The AllowCertificate parameter is used to specify any matching condition that should be fulfilled to allow the certificate to be available. This matching can also be used to remove unwanted certificates. The default value is none, which will allow all certificates.

The standard update detection of new events, for example smart card inserted or removed, requires asking the smart card reader service about its current status. This questioning is done asynchronous, which means that a calling application can have a different expectation about the current status. This asynchronous behavior is important, but status change detection is also important. We must not ask to often, since this will have an impact on the performance and stability. To avoid too many detections we have added the possibility to run additional detection round when asking for the current slot list and when asking for possible events.

The disable non-repudation certificate features are added to handle applications that try to use non-repuditaion certificates for anything, instead of the real intended purpose. Use conditions to control the behavior of a specific application.

The disable duplicate certificate features are added to handle applications that have problems with handling of updated certificates. A duplicate means that the certificate has the same issuer and subject field. Only the newest certificate is shown.

The Net iD Client has an implementation for all supported algorithms But there are other implementations available that has better performance, for example OpenSSL or Microsoft CNG. The engine mode parameter tells when to use an external engine.

The friendly name is the description that sometimes is used to show the name of the certificate. This parameter is used to specify the format of that text.

The IgnoreLogout parameter disables all attempts to logout a smart card by the caller, to avoid interference with single sign-on.

Some PKCS#11 applications have a problem with inserting new slots. Firefox will for example set its own flags like public-readable-certificates when the library is first loaded. This parameter adds a number of additional slots that will be empty, but at least present.

Our PKCS#11 implementation enables the current logon status to be stored even when the last session is closed, since we think that single sign-on is an important feature. Some people believe that this behavior is bad practice, and you can specify that a logout will happen when the last session is closed.

The MaxObject parameter tells how many token objects and session objects that can be in each object box. Session objects are created through PKCS#11. Token objects are loaded from different units, for example smart cards.

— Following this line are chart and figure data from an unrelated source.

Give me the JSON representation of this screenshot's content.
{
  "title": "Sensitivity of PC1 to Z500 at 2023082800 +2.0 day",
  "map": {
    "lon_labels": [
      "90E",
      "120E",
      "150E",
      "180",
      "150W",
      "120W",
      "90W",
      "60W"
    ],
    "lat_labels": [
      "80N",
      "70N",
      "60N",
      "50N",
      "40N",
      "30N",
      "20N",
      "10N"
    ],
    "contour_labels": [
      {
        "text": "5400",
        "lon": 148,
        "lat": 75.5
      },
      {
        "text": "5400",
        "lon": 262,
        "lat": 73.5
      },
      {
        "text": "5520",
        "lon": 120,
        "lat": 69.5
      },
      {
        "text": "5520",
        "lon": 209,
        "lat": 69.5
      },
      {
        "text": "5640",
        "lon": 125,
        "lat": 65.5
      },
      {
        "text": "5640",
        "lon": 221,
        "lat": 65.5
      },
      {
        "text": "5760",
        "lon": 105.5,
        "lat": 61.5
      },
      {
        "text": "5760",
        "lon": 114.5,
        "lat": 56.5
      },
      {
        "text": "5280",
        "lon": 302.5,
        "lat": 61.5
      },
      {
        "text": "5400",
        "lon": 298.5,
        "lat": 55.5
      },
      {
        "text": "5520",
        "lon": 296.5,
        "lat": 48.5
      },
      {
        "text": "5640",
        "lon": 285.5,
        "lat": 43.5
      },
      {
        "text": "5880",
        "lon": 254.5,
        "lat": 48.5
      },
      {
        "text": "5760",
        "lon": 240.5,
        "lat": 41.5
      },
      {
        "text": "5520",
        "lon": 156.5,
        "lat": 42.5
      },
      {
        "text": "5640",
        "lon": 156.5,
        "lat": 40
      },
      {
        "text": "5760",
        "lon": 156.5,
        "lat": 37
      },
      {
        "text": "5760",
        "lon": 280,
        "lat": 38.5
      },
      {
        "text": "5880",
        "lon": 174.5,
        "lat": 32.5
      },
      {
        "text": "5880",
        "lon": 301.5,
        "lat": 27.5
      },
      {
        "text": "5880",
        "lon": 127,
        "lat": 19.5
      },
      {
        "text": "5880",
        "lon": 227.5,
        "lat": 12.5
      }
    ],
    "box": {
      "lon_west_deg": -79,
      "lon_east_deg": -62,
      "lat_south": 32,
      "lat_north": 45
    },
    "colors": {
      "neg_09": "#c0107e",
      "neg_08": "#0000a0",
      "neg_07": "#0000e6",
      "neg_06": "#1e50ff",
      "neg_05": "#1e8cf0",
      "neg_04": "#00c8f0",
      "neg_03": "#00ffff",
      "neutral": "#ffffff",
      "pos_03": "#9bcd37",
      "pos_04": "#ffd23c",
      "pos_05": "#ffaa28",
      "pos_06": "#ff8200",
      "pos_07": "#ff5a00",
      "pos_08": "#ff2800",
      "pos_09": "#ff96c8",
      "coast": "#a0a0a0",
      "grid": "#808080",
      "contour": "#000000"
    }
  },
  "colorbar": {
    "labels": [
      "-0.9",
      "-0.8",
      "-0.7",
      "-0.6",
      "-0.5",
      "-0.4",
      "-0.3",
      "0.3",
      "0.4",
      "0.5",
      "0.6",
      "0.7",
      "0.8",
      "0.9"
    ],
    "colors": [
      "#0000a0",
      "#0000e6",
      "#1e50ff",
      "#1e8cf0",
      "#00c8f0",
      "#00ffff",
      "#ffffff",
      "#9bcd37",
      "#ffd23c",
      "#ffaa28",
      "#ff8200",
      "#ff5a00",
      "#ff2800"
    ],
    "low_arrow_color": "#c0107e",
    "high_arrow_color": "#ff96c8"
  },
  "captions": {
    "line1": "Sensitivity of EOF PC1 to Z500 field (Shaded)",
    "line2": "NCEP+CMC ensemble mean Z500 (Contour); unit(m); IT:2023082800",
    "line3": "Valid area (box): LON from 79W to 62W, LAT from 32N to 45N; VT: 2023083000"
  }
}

The MaxSessions parameter tells the maximum number of active sessions.

The MechanismAllow parameter tells which mechanisms are permitted for the PKCS#11 library.

The MechanismDeny parameter tells which mechanisms that are not permitted for the PKCS#11 library.

The SessionToken parameter tells that the PKCS#11 should insert a session slot that always will be present. This is necessary when a calling application want to use our library for cryptographic operations when no token is present.

The normal behavior for the PKCS#11 library is to create a number of virtual tokens for each token and PIN to allow for multi-PIN support. Some applications cannot handle multiple slots, so it can be necessary to specify that a single PIN should be used. Usually, those applications also have problems with multiple smart card readers.

The normal behavior for the PKCS#11 library is to only return allowed return values for each function according to the PKCS#11 specification. There are situations where other return values are generated, but those will be translated to a valid value.

The PKCS#11 can execute an algorithm test at startup to validate that all algorithms are working as expected. This will only be required when doing initial testing on a new platform, so it is only used by developers.